第一に、高付加価値サービスの提供による顧客満足度向上とリピーター獲得です。特にファーストクラスやビジネスクラスを利用する富裕層やビジネスパーソンは、品質やブランドへのこだわりが強く、こうした細やかな配慮が搭乗体験全体の質を大きく左右します。
第二に、「SDGs(持続可能な開発目標)」への貢献と企業イメージの向上です。包装用ビニールの廃止やリサイクル素材の採用は、年間約1.7トンものプラスチック廃棄量削減につながるとのこと。これは、環境意識の高い現代の消費者に強く響くメッセージであり、ANAが「ANA Future Promise」というスローガンのもと、地球環境に優しい商品の開発に注力していることを明確に示しています。これは、単なるコストではなく、未来への「ブランディング投資」なのです。
- 業界トレンドの相関:体験価値とサステナビリティが標準に
航空業界全体を見渡すと、このANAの動きは、現在のトレンドを如実に反映していることがわかります。

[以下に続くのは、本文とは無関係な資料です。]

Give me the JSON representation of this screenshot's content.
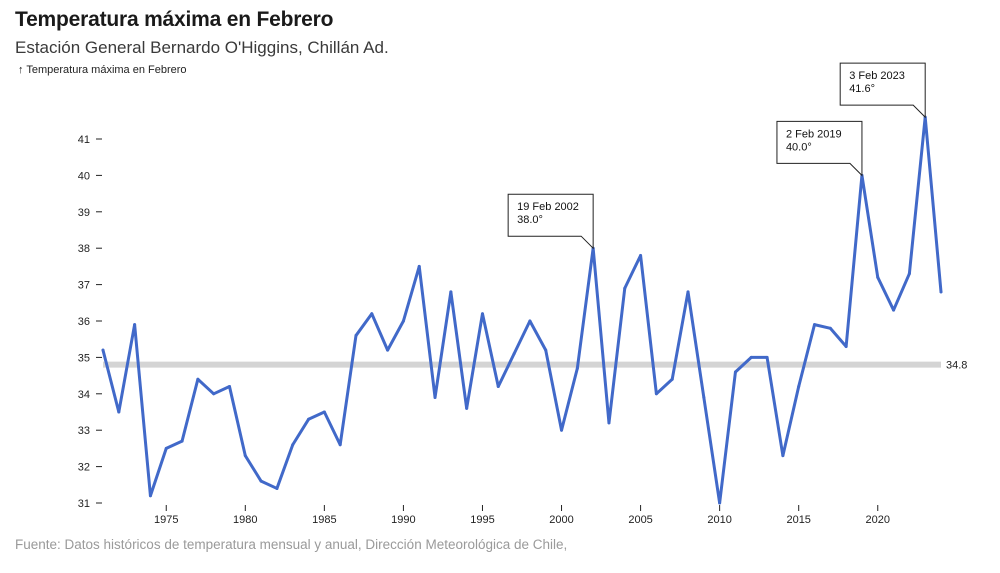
{
  "header": {
    "title": "Temperatura máxima en Febrero",
    "subtitle": "Estación General Bernardo O'Higgins, Chillán Ad."
  },
  "footer": {
    "source": "Fuente: Datos históricos de temperatura mensual y anual, Dirección Meteorológica de Chile,"
  },
  "chart_data": {
    "type": "line",
    "ylabel": "↑ Temperatura máxima en Febrero",
    "xlim": [
      1971,
      2024
    ],
    "ylim": [
      31,
      41
    ],
    "grid": false,
    "x_ticks": [
      1975,
      1980,
      1985,
      1990,
      1995,
      2000,
      2005,
      2010,
      2015,
      2020
    ],
    "y_ticks": [
      31,
      32,
      33,
      34,
      35,
      36,
      37,
      38,
      39,
      40,
      41
    ],
    "series": [
      {
        "color": "#4169c9",
        "x": [
          1971,
          1972,
          1973,
          1974,
          1975,
          1976,
          1977,
          1978,
          1979,
          1980,
          1981,
          1982,
          1983,
          1984,
          1985,
          1986,
          1987,
          1988,
          1989,
          1990,
          1991,
          1992,
          1993,
          1994,
          1995,
          1996,
          1997,
          1998,
          1999,
          2000,
          2001,
          2002,
          2003,
          2004,
          2005,
          2006,
          2007,
          2008,
          2009,
          2010,
          2011,
          2012,
          2013,
          2014,
          2015,
          2016,
          2017,
          2018,
          2019,
          2020,
          2021,
          2022,
          2023,
          2024
        ],
        "y": [
          35.2,
          33.5,
          35.9,
          31.2,
          32.5,
          32.7,
          34.4,
          34.0,
          34.2,
          32.3,
          31.6,
          31.4,
          32.6,
          33.3,
          33.5,
          32.6,
          35.6,
          36.2,
          35.2,
          36.0,
          37.5,
          33.9,
          36.8,
          33.6,
          36.2,
          34.2,
          35.1,
          36.0,
          35.2,
          33.0,
          34.7,
          38.0,
          33.2,
          36.9,
          37.8,
          34.0,
          34.4,
          36.8,
          33.9,
          31.0,
          34.6,
          35.0,
          35.0,
          32.3,
          34.2,
          35.9,
          35.8,
          35.3,
          40.0,
          37.2,
          36.3,
          37.3,
          41.6,
          36.8
        ]
      }
    ],
    "reference_line": {
      "value": 34.8,
      "label": "34.8",
      "color": "#d4d4d4"
    },
    "annotations": [
      {
        "x": 2002,
        "y": 38.0,
        "line1": "19 Feb 2002",
        "line2": "38.0°"
      },
      {
        "x": 2019,
        "y": 40.0,
        "line1": "2 Feb 2019",
        "line2": "40.0°"
      },
      {
        "x": 2023,
        "y": 41.6,
        "line1": "3 Feb 2023",
        "line2": "41.6°"
      }
    ]
  }
}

競合であるJALの最新アメニティも見てみましょう。JALのA350-1000型機では、ファーストクラスで「ゼロハリバートン」のポーチと「ロクシタン」のスキンケア、ビジネスクラスでは福祉実験カンパニー「HERALBONY(ヘラルボニー)」とコラボしたアートモチーフのポーチを採用しています。ヘラルボニーとのコラボは、「異彩を、放て。」というミッションのもと、知的障害のあるアーティストの作品をデザインに取り入れることで、「多様性」や「インクルーシブ」な社会への貢献をブランディングしています。

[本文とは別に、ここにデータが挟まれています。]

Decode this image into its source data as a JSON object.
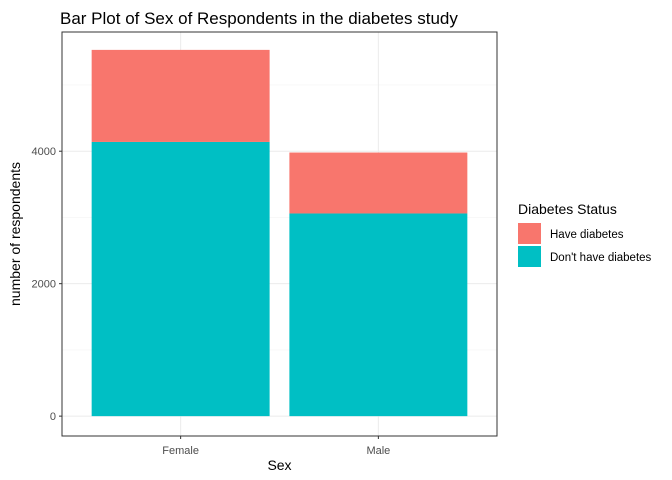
{
  "chart_data": {
    "type": "bar",
    "stacked": true,
    "title": "Bar Plot of Sex of Respondents in the diabetes study",
    "xlabel": "Sex",
    "ylabel": "number of respondents",
    "categories": [
      "Female",
      "Male"
    ],
    "y_ticks": [
      0,
      2000,
      4000
    ],
    "ylim": [
      -300,
      5800
    ],
    "grid": true,
    "legend": {
      "title": "Diabetes Status",
      "position": "right",
      "entries": [
        {
          "label": "Have diabetes",
          "color": "#F8766D"
        },
        {
          "label": "Don't have diabetes",
          "color": "#00BFC4"
        }
      ]
    },
    "series": [
      {
        "name": "Don't have diabetes",
        "color": "#00BFC4",
        "values": [
          4140,
          3060
        ]
      },
      {
        "name": "Have diabetes",
        "color": "#F8766D",
        "values": [
          1390,
          920
        ]
      }
    ]
  }
}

ANAの「ラグジュアリー×サステナビリティ」と、JALの「ラグジュアリー×多様性/社会貢献」は、アプローチこそ違えど、単なる高級品提供に留まらず、その裏側にある「哲学」や「社会的な意義」をアメニティに持たせることで、企業としての「体験価値」を最大化しようとしている点で共通しています。これは、モノが溢れる時代において、消費者が「選ぶ理由」を探す際、機能や品質だけでなく、共感できるブランドストーリーや企業姿勢を重視するようになった、という大きな業界トレンドを示唆しています。
■企画に「意味」を宿す
私たちイーヴイアイがこの情報から学ぶことは、「デザインは、単なる見た目ではない」ということです。アメニティポーチ一つとっても、その素材選び、ブランド選定、そしてパッケージに至るまで、航空会社の哲学や社会貢献への意識が表現されています。
もし私どもがアメニティの企画に携わるならば、以下の点を重視します。
「ストーリー性」の追求:
単に高級なブランドを選ぶだけでなく、そのブランドが持つ哲学や、今回の「ETTINGER」のようにサステナブルな素材への取り組みといった「ストーリー」を深く掘り下げ、顧客が共感できる形で伝えます。アメニティの裏側に隠された物語が、その価値を何倍にも高めるのです。
「ローカライゼーション」と「グローバリゼーション」の融合:
「SENSAI」という日本発のグローバルブランド採用は、日本の高い品質を世界にアピールする好例です。同時に、就航地の文化や特色をアメニティに反映させることで、地域へのリスペクトとサプライズを演出する可能性も探ります。
「体験の継続性」:
機内での体験が、降機後も続くようなアメニティ。例えば、再利用可能なポーチのデザイン性や、使い切りではないスキンケア製品の採用、あるいは搭乗記念品としての価値を持たせる工夫など、顧客のライフスタイルに溶け込むような「継続的な体験」をデザインします。
アパレルにおいても、素材の選定からデザイン、生産背景、そしてブランドが社会に提供するメッセージまで、すべてが一貫した「意味」を持つことが、これからの時代に選ばれるための絶対条件となるでしょう。
ANAのアメニティ刷新は、私たちクリエイティブディレクターにとって、深く考察すべき教材です。ラグジュアリーとサステナビリティ、そして哲学の融合は、航空業界のみならず、あらゆるビジネスにおいて顧客の心をつかむための鍵となります。
皆さまは、このANAの挑戦から、ご自身のビジネスや日々の選択において、どのような「気づき」を得られたでしょうか?ぜひ、この小さな贅沢の裏側に隠された大きな意味について、考えてみてください。